Rappelons que le Doyen Hassan Esmili de la Fac des lettres de Casa avait été élu membre (Vice-président pour l’Afrique du Nord) du premier Comité exécutif de la jeune Association Internationale du Théâtre à l’Université (AITU) lors du 1er Congrès mondial fondateur tenu à Liège en 1993. Nous ne pouvons qu’espérer que nos actuels collègues du Maroc et du Maghreb auront à cœur de continuer à soutenir l’AITU, par exemple en participant au 10e Congrès mondial que le TURLg et le Comité exécutif organisent à Liège du 30 juin au 4 juillet 2014, pour célébrer le 20e anniversaire de l’Association (voyez le site de l’AITU : www.aitu-iuta.org). L’AITU recrute toujours !

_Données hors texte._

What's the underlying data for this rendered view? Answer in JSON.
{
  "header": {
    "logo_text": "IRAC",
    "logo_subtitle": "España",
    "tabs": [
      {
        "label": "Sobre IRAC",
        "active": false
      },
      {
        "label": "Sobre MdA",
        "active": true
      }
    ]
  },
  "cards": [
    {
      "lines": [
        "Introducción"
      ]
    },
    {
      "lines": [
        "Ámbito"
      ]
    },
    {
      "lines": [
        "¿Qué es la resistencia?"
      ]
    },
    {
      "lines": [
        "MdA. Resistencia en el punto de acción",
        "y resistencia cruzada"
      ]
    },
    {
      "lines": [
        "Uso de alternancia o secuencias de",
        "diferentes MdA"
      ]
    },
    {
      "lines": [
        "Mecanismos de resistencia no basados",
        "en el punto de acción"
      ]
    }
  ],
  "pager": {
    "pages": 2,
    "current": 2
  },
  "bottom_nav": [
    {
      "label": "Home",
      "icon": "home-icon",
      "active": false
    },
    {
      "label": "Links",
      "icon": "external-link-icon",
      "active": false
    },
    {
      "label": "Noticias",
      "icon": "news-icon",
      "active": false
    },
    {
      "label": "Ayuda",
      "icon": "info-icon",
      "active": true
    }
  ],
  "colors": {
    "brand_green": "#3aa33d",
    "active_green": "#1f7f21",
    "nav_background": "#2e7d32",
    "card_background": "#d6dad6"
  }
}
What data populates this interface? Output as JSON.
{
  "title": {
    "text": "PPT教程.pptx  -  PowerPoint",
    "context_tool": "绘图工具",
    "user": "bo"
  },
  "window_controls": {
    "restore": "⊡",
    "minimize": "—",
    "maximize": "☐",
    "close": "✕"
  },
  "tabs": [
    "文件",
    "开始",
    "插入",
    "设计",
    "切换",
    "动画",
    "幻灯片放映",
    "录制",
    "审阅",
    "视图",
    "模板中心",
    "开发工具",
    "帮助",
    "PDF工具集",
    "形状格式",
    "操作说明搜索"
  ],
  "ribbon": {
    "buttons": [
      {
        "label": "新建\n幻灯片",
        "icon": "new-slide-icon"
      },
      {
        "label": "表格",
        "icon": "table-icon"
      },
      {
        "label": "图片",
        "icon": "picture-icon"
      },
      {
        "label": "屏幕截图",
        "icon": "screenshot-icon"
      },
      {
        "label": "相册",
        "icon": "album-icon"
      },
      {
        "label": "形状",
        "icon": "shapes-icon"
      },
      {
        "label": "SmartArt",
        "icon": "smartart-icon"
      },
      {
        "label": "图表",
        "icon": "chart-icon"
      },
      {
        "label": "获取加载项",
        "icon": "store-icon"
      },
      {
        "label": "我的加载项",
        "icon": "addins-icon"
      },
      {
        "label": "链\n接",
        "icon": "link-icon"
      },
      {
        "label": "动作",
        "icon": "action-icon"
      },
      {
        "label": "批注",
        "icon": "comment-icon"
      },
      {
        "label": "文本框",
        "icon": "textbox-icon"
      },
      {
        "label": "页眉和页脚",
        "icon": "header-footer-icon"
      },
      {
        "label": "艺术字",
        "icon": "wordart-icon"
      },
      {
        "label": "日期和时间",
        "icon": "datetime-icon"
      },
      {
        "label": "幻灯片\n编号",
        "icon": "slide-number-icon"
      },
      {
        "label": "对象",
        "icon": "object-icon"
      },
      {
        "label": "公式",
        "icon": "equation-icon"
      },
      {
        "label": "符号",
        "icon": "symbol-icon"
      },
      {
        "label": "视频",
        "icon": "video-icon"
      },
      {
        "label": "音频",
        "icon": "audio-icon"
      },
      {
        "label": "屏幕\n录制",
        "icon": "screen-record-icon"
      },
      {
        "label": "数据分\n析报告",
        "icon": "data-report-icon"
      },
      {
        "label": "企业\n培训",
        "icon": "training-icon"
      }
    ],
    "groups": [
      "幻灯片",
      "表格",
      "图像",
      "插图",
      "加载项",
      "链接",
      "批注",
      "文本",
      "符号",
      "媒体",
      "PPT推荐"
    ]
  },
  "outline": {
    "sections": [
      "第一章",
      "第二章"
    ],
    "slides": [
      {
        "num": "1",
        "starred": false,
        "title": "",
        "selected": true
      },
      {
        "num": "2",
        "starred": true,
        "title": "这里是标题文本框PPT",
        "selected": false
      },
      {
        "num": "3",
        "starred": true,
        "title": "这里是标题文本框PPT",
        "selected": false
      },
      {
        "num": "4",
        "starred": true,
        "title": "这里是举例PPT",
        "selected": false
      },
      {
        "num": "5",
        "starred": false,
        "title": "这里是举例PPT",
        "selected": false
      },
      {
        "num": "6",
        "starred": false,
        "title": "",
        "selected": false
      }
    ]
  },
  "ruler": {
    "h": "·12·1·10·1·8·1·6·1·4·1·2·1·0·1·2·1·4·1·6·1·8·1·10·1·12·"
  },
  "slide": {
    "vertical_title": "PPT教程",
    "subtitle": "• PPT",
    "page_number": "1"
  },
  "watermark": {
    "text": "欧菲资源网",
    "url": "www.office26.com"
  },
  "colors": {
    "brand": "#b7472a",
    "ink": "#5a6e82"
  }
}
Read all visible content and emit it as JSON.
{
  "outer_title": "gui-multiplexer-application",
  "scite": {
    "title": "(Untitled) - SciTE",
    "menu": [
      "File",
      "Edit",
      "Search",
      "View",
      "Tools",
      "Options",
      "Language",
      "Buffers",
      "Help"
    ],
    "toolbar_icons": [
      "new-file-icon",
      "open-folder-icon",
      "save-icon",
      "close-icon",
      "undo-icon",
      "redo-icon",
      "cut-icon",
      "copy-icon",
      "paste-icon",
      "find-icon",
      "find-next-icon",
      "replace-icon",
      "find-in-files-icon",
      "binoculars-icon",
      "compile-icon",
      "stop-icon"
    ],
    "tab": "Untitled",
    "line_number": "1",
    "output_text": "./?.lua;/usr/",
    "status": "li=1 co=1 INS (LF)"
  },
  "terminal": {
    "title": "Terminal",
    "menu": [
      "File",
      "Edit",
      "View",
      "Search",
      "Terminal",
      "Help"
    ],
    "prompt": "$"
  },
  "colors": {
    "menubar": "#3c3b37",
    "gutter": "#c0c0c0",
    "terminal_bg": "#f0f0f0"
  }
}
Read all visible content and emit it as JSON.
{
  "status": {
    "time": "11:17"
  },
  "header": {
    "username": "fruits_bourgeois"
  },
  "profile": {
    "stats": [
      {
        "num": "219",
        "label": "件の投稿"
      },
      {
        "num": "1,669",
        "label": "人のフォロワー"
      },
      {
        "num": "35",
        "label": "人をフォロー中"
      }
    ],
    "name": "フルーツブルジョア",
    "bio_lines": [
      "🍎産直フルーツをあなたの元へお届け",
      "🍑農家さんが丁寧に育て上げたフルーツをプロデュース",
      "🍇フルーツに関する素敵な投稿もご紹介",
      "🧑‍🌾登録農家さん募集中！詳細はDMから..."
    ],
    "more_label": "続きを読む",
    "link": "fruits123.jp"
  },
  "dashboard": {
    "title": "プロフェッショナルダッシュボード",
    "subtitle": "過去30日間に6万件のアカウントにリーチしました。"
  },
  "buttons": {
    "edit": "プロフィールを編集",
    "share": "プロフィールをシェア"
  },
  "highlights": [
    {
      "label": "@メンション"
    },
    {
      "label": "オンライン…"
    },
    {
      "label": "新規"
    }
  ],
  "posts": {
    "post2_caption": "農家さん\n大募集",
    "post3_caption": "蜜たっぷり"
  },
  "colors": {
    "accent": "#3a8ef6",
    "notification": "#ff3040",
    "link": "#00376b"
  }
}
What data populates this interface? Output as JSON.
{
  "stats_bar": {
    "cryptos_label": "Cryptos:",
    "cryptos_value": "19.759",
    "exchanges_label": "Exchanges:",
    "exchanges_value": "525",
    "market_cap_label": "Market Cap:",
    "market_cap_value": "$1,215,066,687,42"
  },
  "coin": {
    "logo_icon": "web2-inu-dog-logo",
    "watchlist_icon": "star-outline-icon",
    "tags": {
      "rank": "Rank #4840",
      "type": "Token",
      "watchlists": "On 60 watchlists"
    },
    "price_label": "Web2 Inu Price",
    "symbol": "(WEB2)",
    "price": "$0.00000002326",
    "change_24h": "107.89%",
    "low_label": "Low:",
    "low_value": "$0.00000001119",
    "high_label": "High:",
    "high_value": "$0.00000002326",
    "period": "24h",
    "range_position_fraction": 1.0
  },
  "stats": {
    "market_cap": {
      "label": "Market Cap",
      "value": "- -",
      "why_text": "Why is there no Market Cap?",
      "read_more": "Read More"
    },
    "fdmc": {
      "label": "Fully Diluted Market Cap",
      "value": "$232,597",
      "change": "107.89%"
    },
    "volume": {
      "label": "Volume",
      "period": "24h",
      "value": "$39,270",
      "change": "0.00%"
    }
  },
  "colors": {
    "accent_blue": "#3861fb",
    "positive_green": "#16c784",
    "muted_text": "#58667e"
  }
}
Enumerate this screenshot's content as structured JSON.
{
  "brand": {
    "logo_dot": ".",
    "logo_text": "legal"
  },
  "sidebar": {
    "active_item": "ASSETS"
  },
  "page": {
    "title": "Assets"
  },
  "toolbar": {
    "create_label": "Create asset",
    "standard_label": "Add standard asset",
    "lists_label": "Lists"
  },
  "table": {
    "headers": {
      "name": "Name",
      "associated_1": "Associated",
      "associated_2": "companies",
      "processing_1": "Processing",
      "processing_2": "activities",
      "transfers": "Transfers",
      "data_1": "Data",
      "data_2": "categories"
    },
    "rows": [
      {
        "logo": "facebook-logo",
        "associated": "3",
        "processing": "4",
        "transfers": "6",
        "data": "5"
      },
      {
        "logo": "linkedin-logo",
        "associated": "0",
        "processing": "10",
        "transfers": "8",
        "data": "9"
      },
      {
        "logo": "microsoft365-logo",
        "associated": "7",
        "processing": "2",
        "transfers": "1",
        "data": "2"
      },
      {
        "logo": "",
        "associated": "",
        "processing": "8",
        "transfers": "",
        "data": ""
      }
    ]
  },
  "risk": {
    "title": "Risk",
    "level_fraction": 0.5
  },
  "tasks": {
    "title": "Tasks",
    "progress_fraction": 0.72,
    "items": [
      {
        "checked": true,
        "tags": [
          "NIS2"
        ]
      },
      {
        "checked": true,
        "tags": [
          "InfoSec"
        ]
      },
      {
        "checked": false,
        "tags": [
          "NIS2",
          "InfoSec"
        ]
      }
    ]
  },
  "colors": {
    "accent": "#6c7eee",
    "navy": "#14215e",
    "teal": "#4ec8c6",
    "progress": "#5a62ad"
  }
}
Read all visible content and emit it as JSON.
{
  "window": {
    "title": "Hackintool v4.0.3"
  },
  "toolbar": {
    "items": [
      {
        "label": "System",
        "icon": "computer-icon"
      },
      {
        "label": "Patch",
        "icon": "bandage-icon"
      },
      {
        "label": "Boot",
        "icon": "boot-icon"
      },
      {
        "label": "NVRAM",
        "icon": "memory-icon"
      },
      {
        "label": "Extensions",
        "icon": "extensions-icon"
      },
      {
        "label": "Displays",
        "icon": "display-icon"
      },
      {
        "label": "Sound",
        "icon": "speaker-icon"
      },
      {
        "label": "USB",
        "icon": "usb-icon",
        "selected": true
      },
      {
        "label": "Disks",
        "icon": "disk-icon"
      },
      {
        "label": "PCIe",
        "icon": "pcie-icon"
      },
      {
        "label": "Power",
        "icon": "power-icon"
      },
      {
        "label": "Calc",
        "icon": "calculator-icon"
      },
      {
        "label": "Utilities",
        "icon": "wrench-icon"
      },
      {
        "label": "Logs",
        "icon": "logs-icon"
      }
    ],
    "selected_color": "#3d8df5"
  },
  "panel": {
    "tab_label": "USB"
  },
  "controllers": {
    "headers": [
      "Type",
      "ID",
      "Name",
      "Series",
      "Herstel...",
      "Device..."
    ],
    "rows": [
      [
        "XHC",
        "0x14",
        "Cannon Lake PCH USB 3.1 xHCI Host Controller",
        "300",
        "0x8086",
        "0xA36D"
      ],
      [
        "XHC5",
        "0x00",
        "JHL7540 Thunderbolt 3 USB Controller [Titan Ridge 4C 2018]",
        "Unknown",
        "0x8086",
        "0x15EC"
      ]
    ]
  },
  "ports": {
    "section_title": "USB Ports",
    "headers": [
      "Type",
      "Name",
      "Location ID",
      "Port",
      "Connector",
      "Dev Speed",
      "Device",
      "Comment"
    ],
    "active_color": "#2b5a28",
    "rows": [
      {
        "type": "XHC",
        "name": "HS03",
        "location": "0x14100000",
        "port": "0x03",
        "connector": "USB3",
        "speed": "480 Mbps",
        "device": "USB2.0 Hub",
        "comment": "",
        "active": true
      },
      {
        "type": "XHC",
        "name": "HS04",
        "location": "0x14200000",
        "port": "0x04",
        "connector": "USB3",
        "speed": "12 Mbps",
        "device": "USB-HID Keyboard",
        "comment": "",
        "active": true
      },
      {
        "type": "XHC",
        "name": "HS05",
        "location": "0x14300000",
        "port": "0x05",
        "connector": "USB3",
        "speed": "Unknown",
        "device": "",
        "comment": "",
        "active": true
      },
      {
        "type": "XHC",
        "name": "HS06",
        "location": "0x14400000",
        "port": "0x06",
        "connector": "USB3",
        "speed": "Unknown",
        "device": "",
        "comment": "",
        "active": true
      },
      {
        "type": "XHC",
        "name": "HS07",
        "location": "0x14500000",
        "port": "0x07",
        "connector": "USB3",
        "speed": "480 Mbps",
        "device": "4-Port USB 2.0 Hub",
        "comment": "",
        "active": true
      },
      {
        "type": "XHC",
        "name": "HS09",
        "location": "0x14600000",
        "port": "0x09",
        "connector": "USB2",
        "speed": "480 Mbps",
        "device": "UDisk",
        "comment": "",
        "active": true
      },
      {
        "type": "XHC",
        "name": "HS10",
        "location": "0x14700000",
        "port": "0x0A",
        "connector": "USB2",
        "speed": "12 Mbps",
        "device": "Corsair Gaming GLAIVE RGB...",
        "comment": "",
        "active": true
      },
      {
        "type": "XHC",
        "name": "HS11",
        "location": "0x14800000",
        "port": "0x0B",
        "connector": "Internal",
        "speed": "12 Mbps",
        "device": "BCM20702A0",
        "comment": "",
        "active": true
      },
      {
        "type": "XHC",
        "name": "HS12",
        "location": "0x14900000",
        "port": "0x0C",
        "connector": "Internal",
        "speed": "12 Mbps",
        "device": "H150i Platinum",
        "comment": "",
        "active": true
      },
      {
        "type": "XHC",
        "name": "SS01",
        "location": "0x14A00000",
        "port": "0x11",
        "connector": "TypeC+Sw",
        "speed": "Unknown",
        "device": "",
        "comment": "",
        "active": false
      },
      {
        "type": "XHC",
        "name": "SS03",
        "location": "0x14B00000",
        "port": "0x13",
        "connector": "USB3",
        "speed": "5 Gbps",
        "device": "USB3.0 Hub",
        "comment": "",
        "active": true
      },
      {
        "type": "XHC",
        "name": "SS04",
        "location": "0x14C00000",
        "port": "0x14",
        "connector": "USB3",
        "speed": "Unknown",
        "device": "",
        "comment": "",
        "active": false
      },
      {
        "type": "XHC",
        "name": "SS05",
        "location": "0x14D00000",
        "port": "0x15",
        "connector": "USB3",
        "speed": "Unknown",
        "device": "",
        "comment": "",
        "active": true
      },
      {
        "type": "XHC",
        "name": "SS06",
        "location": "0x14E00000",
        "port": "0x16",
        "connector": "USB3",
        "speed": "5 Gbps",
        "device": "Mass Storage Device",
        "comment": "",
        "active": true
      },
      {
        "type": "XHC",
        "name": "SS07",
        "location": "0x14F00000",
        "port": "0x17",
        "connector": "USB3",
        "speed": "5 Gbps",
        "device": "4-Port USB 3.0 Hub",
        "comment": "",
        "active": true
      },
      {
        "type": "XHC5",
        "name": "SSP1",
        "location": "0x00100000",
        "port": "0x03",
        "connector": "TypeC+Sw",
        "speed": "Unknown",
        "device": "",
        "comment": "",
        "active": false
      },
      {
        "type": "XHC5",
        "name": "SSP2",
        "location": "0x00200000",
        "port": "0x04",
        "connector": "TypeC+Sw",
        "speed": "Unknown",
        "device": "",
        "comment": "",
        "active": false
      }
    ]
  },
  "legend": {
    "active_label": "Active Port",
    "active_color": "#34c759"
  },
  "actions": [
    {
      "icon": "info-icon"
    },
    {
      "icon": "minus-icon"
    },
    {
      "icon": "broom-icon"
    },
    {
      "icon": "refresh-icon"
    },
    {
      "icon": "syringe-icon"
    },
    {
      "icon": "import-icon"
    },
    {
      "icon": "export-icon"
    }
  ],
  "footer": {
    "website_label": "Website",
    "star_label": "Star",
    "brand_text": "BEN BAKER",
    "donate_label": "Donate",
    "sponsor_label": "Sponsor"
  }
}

DSC06423.JPGMais, après ce long préambule historique, revenons à notre singe. La 7e édition du FITU de Tanger était donc encore organisée par l’Ecole Nationale de Commerce et Gestion (ENCGT), du 4 au 9 novembre 2013. Pour différentes raisons personnelles et professionnelles, le TURLg ne pouvait y participer que quelques jours, hélas, et c’est donc le mercredi 6, seulement, qu’un vol Iberia emmenait Haroun, David, Dominique et le Chef à Tanger, avec escale de 2 heures à Madrid.

Un séjour très (trop) bref pour pouvoir vraiment participer très activement à toutes les manifestations, voire même pour visiter la ville. En vérité, nous n’avons guère pu voir que deux spectacles (Les Envahisseurs, par la troupe Funtasia de l’Université Hassan II de Casablanca ; et Statue de bonheur, par la troupe Euripides, de l’Université Sidi Mohammed Ben Abdellah de Fès). Il est vrai que les retards assez courants mis à lancer les spectacles ont mis plus d’une fois notre patience à rude épreuve, le jeudi. Quant à la journée de vendredi, elle fut, évidemment, consacrée à la préparation de notre spectacle (Communication à une académie, de Kafka) que nous avons présenté à 16 heures - sans aucun retard ! - dans la salle du Colegio Ramon y Cajal (nous ne voyons d’ailleurs pas ce que nous aurions pu présenter d’autre de nos productions dans cette salle de type « patronnage »…). Si nous n’avons pas eu le plaisir de remarquer dans le public des membres de la troupe de Tanger que nous avions accueillis à Liège cette année au RITU, en revanche, nous avons été honorés de la présence du Conseiller de l’Ambassade de Belgique, Monsieur Jean-Louis Servais, et du Délégué de l’agence Wallonie-Bruxelles International, Monsieur Charles Houard, venus expressément de Rabat pour notre grand plaisir (par parenthèse, la dernière fois que le TURLg avait vu Monsieur Houard, c’était en 2010, lors de la tournée de notre Dernier Godot à Québec. Décidément, le monde est petit !). Merci à Monsieur Frank Carruet, Ambassadeur de Belgique au Maroc, de s’être fait représenter par cette sympathique délégation.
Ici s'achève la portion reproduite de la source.